A Lot of things been happening in my life and I can see the things God spoke to me many years ago. I could not see before but I see it now. I just am thankful that God put me in a place where I will praise the Lord continuously. if I become super rich I will praise the Lord. if I become super poor I will praise the Lord. If I lose everything I will still praise the Lord. If I am placed on top I will still honor and praise the Lord. Really thankful to be at a point in my life I can do this.

The road was hard. the journey was rough. The storms almost killed me but somehow through it God built me in the finest material. The Lord was shaping me and honestly I am happy to be able to see it! I could not see it many years ago. I walked in faith. I had to for if I went by the things I seen I never would of made it this far!
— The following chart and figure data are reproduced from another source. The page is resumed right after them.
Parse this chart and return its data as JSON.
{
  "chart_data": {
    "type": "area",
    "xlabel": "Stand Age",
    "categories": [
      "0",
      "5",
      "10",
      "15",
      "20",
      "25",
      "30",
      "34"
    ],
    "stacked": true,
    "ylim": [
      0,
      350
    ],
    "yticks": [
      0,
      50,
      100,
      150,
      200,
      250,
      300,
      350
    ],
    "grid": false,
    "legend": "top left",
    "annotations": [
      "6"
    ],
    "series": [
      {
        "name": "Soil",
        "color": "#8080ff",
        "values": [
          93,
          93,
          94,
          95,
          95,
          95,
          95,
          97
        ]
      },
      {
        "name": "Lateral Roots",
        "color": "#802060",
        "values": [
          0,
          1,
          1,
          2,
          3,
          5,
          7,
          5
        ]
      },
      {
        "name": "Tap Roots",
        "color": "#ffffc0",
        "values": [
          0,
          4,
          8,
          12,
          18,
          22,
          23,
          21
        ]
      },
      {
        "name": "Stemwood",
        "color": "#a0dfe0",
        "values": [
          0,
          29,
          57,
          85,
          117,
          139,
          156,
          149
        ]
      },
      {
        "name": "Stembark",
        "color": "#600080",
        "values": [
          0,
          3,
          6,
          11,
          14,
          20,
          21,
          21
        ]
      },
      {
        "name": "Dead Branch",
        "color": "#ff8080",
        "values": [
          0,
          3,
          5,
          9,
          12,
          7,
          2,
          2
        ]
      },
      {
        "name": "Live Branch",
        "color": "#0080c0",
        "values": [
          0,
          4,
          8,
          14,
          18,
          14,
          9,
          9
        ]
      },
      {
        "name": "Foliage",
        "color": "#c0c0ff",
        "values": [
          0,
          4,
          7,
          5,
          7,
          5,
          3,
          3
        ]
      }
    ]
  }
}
It’s a lot people putting on shows for many people. it is many who say they are Christians. I pray they do not be tossed in the fire for lying but I also pray for those who are luke warm, or even the broken. I pray God help a great multitude of people grow in God and be doers of the Word.

God made man out of the dust of the ground. So if God can make a whole man out of dust, God can create wicked men into beautiful creation my friends. This is who God still is today. I pray God find many of you and build you up into something beautiful! have a blessed wonderful day dear people! Just a random thought. Shalom!